B. Lecumberri Santamaría1, A. Buño Soto2 and S. García-Miñaúr3

1Endocrinología y Nutrición. Hospital Universitario La Paz. Madrid. 2Análisis clínicos. Hospital Universitario La Paz. Madrid. 3Instituto de Genética Médica y Molecular (INGEMM). Hospital Universitario La Paz. Madrid.

Introduction: Although first evidences of a relationship between vitamin D (VD) and immune system date back to 1946 (1), it has not been until recently (2) that some studies have suggested that VD supplementation may reduce thyroid peroxidase antibody (ATPO) levels in patients with autoimmune thyroid disease (AITD). However, this causal relationship is still questioned by some authors, and no specific management recommendations are published for euthyroid AITD patients that suffer VD deficiency or insufficiency. Here, we provide with new evidence to support the beneficial effect of VD supplementation on ATPO levels.

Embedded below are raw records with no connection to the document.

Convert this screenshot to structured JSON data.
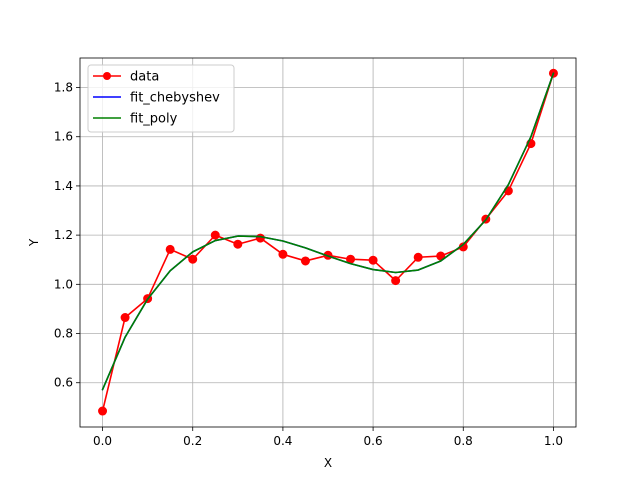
{
  "chart_data": {
    "type": "line",
    "title": "",
    "xlabel": "X",
    "ylabel": "Y",
    "xlim": [
      -0.05,
      1.05
    ],
    "ylim": [
      0.42,
      1.92
    ],
    "xticks": [
      0.0,
      0.2,
      0.4,
      0.6,
      0.8,
      1.0
    ],
    "xtick_labels": [
      "0.0",
      "0.2",
      "0.4",
      "0.6",
      "0.8",
      "1.0"
    ],
    "yticks": [
      0.6,
      0.8,
      1.0,
      1.2,
      1.4,
      1.6,
      1.8
    ],
    "ytick_labels": [
      "0.6",
      "0.8",
      "1.0",
      "1.2",
      "1.4",
      "1.6",
      "1.8"
    ],
    "grid": true,
    "legend_position": "top-left",
    "x": [
      0.0,
      0.05,
      0.1,
      0.15,
      0.2,
      0.25,
      0.3,
      0.35,
      0.4,
      0.45,
      0.5,
      0.55,
      0.6,
      0.65,
      0.7,
      0.75,
      0.8,
      0.85,
      0.9,
      0.95,
      1.0
    ],
    "series": [
      {
        "name": "data",
        "color": "#ff0000",
        "marker": "circle",
        "values": [
          0.485,
          0.865,
          0.942,
          1.142,
          1.102,
          1.2,
          1.163,
          1.188,
          1.122,
          1.095,
          1.118,
          1.102,
          1.098,
          1.015,
          1.11,
          1.115,
          1.152,
          1.265,
          1.38,
          1.572,
          1.858
        ]
      },
      {
        "name": "fit_chebyshev",
        "color": "#0000ff",
        "marker": "none",
        "values": [
          0.572,
          0.785,
          0.94,
          1.055,
          1.132,
          1.178,
          1.196,
          1.194,
          1.176,
          1.148,
          1.115,
          1.084,
          1.06,
          1.048,
          1.058,
          1.095,
          1.162,
          1.262,
          1.405,
          1.6,
          1.858
        ]
      },
      {
        "name": "fit_poly",
        "color": "#008000",
        "marker": "none",
        "values": [
          0.572,
          0.785,
          0.94,
          1.055,
          1.132,
          1.178,
          1.196,
          1.194,
          1.176,
          1.148,
          1.115,
          1.084,
          1.06,
          1.048,
          1.058,
          1.095,
          1.162,
          1.262,
          1.405,
          1.6,
          1.858
        ]
      }
    ]
  }
}
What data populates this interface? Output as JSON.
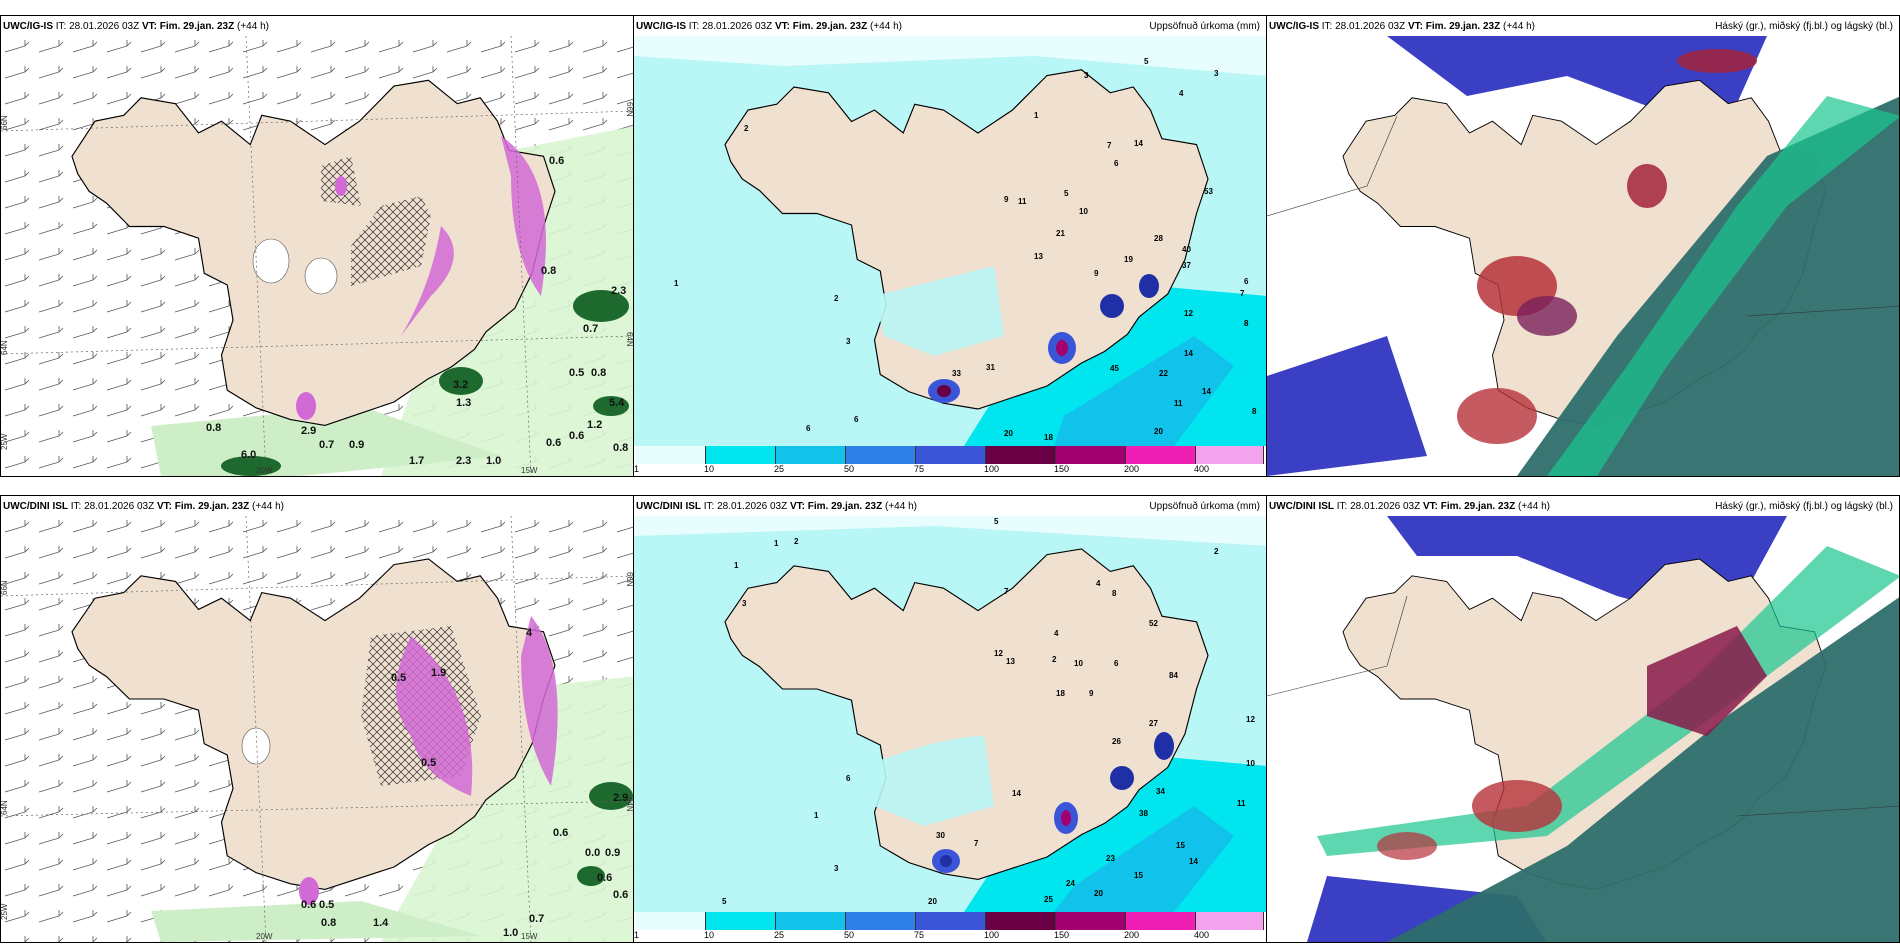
{
  "top_row": {
    "wind_panel": {
      "model": "UWC/IG-IS",
      "it_label": "IT:",
      "it_value": "28.01.2026 03Z",
      "vt_label": "VT:",
      "vt_value": "Fim. 29.jan. 23Z",
      "lead": "(+44 h)",
      "lat_labels": [
        "66N",
        "64N",
        "25W"
      ],
      "lat_labels_right": [
        "66N",
        "64N"
      ],
      "lon_labels": [
        "20W",
        "15W"
      ],
      "values": [
        "0.8",
        "0.7",
        "0.9",
        "6.0",
        "1.3",
        "2.9",
        "3.2",
        "0.7",
        "0.5",
        "0.8",
        "5.4",
        "1.2",
        "0.6",
        "0.8",
        "0.6",
        "1.0",
        "2.3",
        "1.7",
        "0.6",
        "0.8",
        "2.3"
      ]
    },
    "precip_panel": {
      "model": "UWC/IG-IS",
      "it_label": "IT:",
      "it_value": "28.01.2026 03Z",
      "vt_label": "VT:",
      "vt_value": "Fim. 29.jan. 23Z",
      "lead": "(+44 h)",
      "title_right": "Uppsöfnuð úrkoma (mm)",
      "numbers": [
        "2",
        "3",
        "1",
        "5",
        "4",
        "3",
        "14",
        "9",
        "11",
        "5",
        "10",
        "7",
        "6",
        "21",
        "13",
        "9",
        "19",
        "28",
        "40",
        "37",
        "53",
        "12",
        "14",
        "45",
        "14",
        "11",
        "20",
        "18",
        "20",
        "31",
        "33",
        "6",
        "6",
        "1",
        "3",
        "2",
        "8",
        "7",
        "6",
        "8",
        "22"
      ],
      "colorbar_labels": [
        "1",
        "10",
        "25",
        "50",
        "75",
        "100",
        "150",
        "200",
        "400"
      ]
    },
    "cloud_panel": {
      "model": "UWC/IG-IS",
      "it_label": "IT:",
      "it_value": "28.01.2026 03Z",
      "vt_label": "VT:",
      "vt_value": "Fim. 29.jan. 23Z",
      "lead": "(+44 h)",
      "title_right": "Háský (gr.), miðský (fj.bl.) og lágský (bl.)"
    }
  },
  "bottom_row": {
    "wind_panel": {
      "model": "UWC/DINI ISL",
      "it_label": "IT:",
      "it_value": "28.01.2026 03Z",
      "vt_label": "VT:",
      "vt_value": "Fim. 29.jan. 23Z",
      "lead": "(+44 h)",
      "lat_labels": [
        "66N",
        "64N",
        "25W"
      ],
      "lat_labels_right": [
        "66N",
        "64N"
      ],
      "lon_labels": [
        "20W",
        "15W"
      ],
      "values": [
        "0.6",
        "0.5",
        "0.8",
        "1.4",
        "0.6",
        "0.7",
        "1.0",
        "0.6",
        "0.0",
        "0.9",
        "0.6",
        "2.9",
        "1.9",
        "0.5",
        "0.5",
        "4"
      ]
    },
    "precip_panel": {
      "model": "UWC/DINI ISL",
      "it_label": "IT:",
      "it_value": "28.01.2026 03Z",
      "vt_label": "VT:",
      "vt_value": "Fim. 29.jan. 23Z",
      "lead": "(+44 h)",
      "title_right": "Uppsöfnuð úrkoma (mm)",
      "numbers": [
        "1",
        "2",
        "1",
        "5",
        "3",
        "4",
        "8",
        "2",
        "4",
        "7",
        "12",
        "13",
        "2",
        "10",
        "6",
        "18",
        "9",
        "52",
        "84",
        "26",
        "27",
        "34",
        "38",
        "15",
        "14",
        "23",
        "24",
        "20",
        "15",
        "25",
        "12",
        "10",
        "11",
        "20",
        "6",
        "5",
        "3",
        "1",
        "30",
        "14",
        "7"
      ],
      "colorbar_labels": [
        "1",
        "10",
        "25",
        "50",
        "75",
        "100",
        "150",
        "200",
        "400"
      ]
    },
    "cloud_panel": {
      "model": "UWC/DINI ISL",
      "it_label": "IT:",
      "it_value": "28.01.2026 03Z",
      "vt_label": "VT:",
      "vt_value": "Fim. 29.jan. 23Z",
      "lead": "(+44 h)",
      "title_right": "Háský (gr.), miðský (fj.bl.) og lágský (bl.)"
    }
  },
  "colors": {
    "land": "#efe0cf",
    "precip_scale": [
      "#e8fdfd",
      "#00e5ee",
      "#11c3ea",
      "#2f7fe8",
      "#3b55d9",
      "#1f2fa6",
      "#6a0044",
      "#a3006f",
      "#f01fb4",
      "#f3a2ee"
    ],
    "high_cloud": "#3a3fc4",
    "mid_cloud": "#b6323a",
    "low_cloud": "#1f8f6a"
  }
}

Case report: A 66 year-old male with osteoarthritis but otherwise healthy, consulted in 2021 for recently discovered AITD (based on a thyroid ultrasound) in the course of investigations for dysphagia. He had normal thyroid function, with low serum VD (calcidiol) levels 19 ng/ml (NR 30-100) and high ATPO 881.3 UI/ml (NR < 60). VD supplementation is then started, with 0.266 mg of oral calcifediol (15,960 IU of VD) initially weekly during the first month and then monthly during 3 months. Three months later, in parallel with the normalization of VD levels up to 48 ng/ml, ATPO had reduced to 506.9 UI/ml. VD treatment was stopped. On review a year later, VD had decreased down to 24 ng/ml, and ATPO had increased back to 866.7 UI/ml. A new thyroid ultrasound did not reveal any new changes. Conclusion: The evolution of our case highlights the according variations of ATPO levels in parallel with VD levels, proving not only that ATPO titers decrease after VD normalization, but also that this reduction is reversible when VD supplementation is stopped, which suggests a clear and consistent relationship between both. This reversibility reinforces the need to maintain VD normalization in the long run in patients with euthyroid AITD, an aspect that we propose to include in the current management guidelines.